2RTZZSro · on May 4, 2018

What was the project for where you wrote code that self-detected its boot location?

RealityVoid · on May 4, 2018

Well, a bootloader and the self-detection was useful for the bootloader self-update. The update bootloader would be copied in a different section and on reset would start and copy itself over the original bootloader section.
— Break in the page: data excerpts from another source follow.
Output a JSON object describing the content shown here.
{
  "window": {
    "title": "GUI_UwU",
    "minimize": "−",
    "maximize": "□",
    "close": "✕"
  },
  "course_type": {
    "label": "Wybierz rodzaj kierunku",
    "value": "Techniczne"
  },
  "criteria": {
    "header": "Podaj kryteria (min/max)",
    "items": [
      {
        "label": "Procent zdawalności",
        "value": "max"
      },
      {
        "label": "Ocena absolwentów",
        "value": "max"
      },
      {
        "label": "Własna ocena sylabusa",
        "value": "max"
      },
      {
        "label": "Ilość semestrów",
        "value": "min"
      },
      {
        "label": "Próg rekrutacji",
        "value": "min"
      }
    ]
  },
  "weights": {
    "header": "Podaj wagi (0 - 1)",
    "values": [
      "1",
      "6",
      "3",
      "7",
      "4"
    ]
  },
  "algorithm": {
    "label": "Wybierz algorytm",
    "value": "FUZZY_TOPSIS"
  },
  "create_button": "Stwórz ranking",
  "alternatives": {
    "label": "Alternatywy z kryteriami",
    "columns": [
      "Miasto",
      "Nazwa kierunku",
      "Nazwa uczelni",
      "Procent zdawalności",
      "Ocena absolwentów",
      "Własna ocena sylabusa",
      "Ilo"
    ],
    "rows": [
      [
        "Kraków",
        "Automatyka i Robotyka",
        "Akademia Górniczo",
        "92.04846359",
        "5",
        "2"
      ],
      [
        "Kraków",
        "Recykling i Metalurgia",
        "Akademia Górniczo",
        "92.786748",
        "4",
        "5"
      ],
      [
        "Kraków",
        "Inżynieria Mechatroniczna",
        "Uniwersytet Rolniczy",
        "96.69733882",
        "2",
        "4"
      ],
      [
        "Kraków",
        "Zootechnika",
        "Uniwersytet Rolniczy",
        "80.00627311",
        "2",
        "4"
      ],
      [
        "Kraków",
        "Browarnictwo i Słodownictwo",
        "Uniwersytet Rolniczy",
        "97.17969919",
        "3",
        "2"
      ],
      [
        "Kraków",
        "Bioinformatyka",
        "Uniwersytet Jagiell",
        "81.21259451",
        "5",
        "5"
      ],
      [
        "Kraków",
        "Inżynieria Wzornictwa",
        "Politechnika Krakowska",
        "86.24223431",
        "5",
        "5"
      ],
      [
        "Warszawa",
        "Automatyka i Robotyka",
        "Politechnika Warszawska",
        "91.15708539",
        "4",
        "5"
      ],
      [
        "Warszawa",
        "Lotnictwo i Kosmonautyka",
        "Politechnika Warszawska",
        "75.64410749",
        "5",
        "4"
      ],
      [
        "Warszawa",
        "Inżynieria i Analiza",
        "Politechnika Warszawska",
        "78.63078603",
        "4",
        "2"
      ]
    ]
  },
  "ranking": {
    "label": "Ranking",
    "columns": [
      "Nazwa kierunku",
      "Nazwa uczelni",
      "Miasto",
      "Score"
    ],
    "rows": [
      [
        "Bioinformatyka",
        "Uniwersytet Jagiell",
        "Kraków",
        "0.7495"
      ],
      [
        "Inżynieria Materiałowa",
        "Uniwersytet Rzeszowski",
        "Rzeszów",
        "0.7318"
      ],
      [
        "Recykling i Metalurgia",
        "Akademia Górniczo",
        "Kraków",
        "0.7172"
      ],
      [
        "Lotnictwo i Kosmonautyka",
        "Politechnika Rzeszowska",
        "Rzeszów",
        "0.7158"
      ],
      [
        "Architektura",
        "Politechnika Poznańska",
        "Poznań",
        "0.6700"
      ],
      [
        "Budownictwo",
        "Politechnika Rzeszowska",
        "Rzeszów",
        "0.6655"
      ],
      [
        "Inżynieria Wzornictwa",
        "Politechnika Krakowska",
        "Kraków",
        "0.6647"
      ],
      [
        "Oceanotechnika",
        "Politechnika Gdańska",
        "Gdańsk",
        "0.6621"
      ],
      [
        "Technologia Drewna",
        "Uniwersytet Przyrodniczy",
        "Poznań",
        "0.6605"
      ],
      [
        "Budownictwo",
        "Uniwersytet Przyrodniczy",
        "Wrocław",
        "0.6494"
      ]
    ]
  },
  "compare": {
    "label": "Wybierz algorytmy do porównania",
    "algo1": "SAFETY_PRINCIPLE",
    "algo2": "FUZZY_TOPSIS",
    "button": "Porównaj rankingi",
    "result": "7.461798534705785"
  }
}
I also wanted to maintain full functionality even at shifted location in case the self-copy process somehow failed. Never did fail, at least to my knowledge.

fra · on May 4, 2018

In the embedded software context, you typically do your own static initialization in a startup.S file or equivalent. There should be 0 ambiguity as to when your DATA section is copied to RAM.

monocasa · on May 4, 2018

There's generally a difference between "static initialization" copying .data from ROM to RAM, and running static initialization functions out of the table. That table doesn't really have ordering constraints generally.

drb91 · on May 4, 2018

> Depending on the architecture, there tends to also be well-defined hooks for functions to run pre and post-main which is another consistent model for initialization/shutdown.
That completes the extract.